Arrows bracket discrete unitary displacement events (at 1 mM MgATP one arrow identifies each event). As shown there are obvious differences in the durations of unitary events at different MgATP concentrations. At 1 mM MgATP events become too fast to visually identify and thus the MV analysis becomes essential for estimating d and t_on. The estimated d and t_on for the V1 and V3 myosin for each [MgATP] range are given in Table 1.

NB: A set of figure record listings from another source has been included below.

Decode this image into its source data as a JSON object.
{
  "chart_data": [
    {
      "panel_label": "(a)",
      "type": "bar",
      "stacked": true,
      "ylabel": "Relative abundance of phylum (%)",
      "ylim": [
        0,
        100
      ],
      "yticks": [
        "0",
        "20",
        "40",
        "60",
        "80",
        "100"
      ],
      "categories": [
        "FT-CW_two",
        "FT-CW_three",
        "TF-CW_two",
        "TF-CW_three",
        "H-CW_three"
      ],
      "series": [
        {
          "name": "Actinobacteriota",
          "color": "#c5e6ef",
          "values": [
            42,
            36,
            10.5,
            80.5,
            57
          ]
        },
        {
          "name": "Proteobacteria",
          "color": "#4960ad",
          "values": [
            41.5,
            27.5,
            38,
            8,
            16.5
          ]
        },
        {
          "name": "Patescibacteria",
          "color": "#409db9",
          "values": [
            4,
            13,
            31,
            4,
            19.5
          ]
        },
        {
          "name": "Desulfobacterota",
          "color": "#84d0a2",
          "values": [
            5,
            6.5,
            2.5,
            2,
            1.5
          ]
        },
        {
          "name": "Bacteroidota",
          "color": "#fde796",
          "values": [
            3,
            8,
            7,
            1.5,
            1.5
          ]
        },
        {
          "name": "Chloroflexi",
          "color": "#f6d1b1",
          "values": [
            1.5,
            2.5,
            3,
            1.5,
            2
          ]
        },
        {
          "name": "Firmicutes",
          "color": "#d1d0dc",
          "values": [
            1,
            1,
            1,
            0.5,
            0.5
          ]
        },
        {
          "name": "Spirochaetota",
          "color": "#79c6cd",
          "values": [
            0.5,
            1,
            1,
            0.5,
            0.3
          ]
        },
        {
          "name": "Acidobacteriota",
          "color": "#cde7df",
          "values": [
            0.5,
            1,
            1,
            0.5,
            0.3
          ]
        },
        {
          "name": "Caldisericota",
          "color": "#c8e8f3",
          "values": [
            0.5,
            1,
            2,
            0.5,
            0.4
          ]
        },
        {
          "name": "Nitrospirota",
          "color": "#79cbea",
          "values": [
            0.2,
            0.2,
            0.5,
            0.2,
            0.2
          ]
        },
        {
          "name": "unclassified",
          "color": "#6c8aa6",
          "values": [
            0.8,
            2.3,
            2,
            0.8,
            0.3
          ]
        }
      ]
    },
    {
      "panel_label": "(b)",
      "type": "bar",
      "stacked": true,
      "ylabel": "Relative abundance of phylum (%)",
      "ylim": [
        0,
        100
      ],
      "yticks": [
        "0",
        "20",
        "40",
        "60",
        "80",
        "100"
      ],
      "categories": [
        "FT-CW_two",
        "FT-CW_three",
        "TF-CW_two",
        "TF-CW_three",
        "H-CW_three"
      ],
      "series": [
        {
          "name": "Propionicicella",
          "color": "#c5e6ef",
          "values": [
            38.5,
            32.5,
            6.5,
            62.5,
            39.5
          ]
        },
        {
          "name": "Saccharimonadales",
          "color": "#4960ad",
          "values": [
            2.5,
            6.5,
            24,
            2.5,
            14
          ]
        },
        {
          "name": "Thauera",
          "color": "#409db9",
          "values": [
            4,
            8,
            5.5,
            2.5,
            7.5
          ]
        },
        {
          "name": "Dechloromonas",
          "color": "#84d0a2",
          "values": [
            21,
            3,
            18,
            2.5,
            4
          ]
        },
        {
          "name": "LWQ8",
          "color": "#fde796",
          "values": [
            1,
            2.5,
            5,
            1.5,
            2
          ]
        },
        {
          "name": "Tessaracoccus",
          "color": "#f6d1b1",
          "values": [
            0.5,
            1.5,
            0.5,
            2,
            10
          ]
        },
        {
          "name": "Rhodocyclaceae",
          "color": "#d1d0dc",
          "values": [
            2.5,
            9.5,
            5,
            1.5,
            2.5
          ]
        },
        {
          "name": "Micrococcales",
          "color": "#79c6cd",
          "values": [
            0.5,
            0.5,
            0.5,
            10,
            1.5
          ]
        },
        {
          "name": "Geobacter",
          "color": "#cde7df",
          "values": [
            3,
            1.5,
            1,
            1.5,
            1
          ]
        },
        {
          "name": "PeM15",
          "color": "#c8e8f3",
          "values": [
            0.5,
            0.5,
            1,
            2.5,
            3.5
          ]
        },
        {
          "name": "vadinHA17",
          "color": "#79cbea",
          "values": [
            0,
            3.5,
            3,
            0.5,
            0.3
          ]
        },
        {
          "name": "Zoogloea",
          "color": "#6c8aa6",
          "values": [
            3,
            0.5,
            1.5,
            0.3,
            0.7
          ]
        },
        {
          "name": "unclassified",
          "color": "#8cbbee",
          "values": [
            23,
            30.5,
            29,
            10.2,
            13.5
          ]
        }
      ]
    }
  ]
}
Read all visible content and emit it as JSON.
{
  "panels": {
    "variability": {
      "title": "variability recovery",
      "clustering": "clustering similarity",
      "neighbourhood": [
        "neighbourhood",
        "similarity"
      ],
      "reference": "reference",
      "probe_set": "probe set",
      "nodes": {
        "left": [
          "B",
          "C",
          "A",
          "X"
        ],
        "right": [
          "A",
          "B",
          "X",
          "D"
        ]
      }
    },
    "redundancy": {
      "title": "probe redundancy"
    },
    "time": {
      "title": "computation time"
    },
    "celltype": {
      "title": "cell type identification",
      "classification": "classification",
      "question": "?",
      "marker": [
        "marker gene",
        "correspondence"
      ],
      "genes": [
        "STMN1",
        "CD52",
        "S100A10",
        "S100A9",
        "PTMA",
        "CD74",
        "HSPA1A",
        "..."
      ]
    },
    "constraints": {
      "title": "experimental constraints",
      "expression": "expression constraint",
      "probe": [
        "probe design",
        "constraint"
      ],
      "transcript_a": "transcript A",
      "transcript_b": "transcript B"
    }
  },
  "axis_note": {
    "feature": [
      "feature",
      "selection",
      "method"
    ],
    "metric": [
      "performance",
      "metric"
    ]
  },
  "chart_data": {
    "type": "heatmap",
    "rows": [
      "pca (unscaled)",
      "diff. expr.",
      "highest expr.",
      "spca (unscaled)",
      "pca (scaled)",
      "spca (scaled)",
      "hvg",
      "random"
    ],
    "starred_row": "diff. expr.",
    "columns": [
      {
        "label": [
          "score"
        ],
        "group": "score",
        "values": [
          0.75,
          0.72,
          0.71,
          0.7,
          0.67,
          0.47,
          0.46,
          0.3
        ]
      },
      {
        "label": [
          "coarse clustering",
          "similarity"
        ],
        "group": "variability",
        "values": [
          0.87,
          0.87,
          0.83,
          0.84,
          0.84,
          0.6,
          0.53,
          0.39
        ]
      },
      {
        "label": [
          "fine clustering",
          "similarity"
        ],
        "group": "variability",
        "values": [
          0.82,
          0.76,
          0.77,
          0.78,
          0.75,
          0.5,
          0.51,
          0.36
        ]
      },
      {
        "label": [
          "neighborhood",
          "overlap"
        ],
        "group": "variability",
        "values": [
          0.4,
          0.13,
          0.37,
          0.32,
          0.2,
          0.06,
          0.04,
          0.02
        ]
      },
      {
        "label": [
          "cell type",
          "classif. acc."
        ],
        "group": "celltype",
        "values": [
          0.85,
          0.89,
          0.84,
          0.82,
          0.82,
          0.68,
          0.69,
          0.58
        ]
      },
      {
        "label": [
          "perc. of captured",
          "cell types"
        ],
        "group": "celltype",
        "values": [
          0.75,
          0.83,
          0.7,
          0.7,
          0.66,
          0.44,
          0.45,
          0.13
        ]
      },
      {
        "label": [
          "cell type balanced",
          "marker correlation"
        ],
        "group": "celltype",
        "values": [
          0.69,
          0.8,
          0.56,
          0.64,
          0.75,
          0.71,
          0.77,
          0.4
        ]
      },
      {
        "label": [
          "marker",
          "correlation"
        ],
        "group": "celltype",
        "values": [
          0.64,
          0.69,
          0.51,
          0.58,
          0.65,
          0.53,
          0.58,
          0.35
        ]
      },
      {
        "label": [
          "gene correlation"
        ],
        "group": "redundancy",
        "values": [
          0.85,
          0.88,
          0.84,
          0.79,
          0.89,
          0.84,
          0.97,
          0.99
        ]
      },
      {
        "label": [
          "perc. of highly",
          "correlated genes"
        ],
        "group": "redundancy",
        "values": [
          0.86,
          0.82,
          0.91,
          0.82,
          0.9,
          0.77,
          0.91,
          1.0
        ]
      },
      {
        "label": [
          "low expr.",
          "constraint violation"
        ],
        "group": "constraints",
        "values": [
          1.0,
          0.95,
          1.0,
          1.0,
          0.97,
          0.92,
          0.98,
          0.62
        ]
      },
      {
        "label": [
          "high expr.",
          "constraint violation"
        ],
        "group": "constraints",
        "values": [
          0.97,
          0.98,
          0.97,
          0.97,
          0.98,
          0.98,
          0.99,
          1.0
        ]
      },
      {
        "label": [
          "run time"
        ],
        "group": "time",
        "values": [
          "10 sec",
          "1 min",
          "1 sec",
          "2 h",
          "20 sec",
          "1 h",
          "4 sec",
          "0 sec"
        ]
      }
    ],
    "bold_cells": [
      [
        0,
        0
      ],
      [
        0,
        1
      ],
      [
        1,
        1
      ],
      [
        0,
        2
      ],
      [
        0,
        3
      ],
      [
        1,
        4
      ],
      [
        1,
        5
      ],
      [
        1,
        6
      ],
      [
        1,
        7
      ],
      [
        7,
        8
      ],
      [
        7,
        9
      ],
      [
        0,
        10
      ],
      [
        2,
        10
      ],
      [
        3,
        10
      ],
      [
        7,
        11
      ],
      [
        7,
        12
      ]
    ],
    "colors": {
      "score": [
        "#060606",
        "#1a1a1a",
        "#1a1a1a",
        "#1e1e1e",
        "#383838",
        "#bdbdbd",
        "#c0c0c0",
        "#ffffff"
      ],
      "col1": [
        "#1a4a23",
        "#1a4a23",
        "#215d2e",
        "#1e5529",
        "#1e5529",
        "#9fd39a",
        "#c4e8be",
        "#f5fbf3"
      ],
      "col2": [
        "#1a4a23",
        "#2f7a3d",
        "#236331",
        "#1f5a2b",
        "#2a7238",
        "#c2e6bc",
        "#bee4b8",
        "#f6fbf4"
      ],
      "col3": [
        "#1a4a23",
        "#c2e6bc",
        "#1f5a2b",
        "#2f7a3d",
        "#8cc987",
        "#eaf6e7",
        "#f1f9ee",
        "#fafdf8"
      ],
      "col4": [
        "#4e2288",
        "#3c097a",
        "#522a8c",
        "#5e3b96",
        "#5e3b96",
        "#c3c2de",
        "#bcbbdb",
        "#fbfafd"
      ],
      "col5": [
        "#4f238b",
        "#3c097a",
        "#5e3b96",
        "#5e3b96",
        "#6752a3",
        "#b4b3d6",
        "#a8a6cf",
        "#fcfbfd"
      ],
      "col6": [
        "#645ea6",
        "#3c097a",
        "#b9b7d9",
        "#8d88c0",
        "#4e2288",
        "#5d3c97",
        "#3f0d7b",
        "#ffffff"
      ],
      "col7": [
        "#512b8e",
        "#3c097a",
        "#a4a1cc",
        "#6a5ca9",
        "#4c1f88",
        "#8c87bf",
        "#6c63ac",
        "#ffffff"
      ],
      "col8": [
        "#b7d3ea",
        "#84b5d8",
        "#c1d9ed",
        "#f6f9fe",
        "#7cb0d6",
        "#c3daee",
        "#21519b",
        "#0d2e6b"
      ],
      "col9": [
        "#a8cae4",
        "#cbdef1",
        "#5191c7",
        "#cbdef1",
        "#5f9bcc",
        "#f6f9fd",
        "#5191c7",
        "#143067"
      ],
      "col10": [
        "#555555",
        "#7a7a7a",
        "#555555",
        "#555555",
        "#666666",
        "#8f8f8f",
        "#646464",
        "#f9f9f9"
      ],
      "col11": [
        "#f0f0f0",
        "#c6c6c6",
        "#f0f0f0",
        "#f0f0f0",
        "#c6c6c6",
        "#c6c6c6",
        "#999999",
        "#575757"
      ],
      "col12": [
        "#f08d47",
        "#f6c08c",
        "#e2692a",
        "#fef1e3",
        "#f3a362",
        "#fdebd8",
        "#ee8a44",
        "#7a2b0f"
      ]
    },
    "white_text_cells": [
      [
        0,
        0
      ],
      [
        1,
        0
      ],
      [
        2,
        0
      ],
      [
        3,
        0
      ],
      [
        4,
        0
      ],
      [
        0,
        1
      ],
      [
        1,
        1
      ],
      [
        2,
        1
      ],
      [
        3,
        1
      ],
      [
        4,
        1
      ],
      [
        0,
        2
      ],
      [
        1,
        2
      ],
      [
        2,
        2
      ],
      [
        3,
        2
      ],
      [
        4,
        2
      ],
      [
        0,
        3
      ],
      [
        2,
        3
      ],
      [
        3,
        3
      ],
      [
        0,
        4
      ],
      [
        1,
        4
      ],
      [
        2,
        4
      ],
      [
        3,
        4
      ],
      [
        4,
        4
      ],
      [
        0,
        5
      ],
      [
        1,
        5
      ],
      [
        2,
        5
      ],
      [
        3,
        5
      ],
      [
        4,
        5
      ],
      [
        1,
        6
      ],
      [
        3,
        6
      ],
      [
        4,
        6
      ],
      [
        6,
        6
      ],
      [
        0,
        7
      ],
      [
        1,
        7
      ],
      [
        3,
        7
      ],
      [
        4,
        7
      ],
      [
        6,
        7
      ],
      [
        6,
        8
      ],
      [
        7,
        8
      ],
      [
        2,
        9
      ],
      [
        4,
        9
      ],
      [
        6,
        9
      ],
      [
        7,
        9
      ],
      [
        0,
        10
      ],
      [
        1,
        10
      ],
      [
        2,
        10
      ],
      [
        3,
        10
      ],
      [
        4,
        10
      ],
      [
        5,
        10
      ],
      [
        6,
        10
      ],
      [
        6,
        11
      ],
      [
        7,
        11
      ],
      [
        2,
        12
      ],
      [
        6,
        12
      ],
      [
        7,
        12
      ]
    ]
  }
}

Figure 4. Kinetic model to account for functional diversity between cardiac myosin isoforms

A, kinetic model of t_on. The duration of strong actin-myosin (AM) binding can be modelled as two discrete kinetic steps, t_-ADP and t_+ATP, which correspond to biochemical transitions in the cross-bridge cycle. At physiological MgATP concentrations t_on will be predominantly determined by t_-ADP, which is related to the rate of ADP release from the active site. Thus the rigor, AM state, will be very short lived. However, as MgATP concentrations decrease, more of the total t_on duration will be accounted for by the time spent waiting for ATP rebinding (t_+ATP) and the rigor AM state is prolonged. B, relationship between t_on and [MgATP]. V1 (•) and V3 (▴) t_on data are expressed as the mean ±s.e.m. at the indicated [MgATP] (see Table 1). t_onversus[MgATP] data were fitted by least squares regression analysis using TableCurve 2D software (SPSS Inc., Chicago, IL, USA) to eqn (2) as described in the text.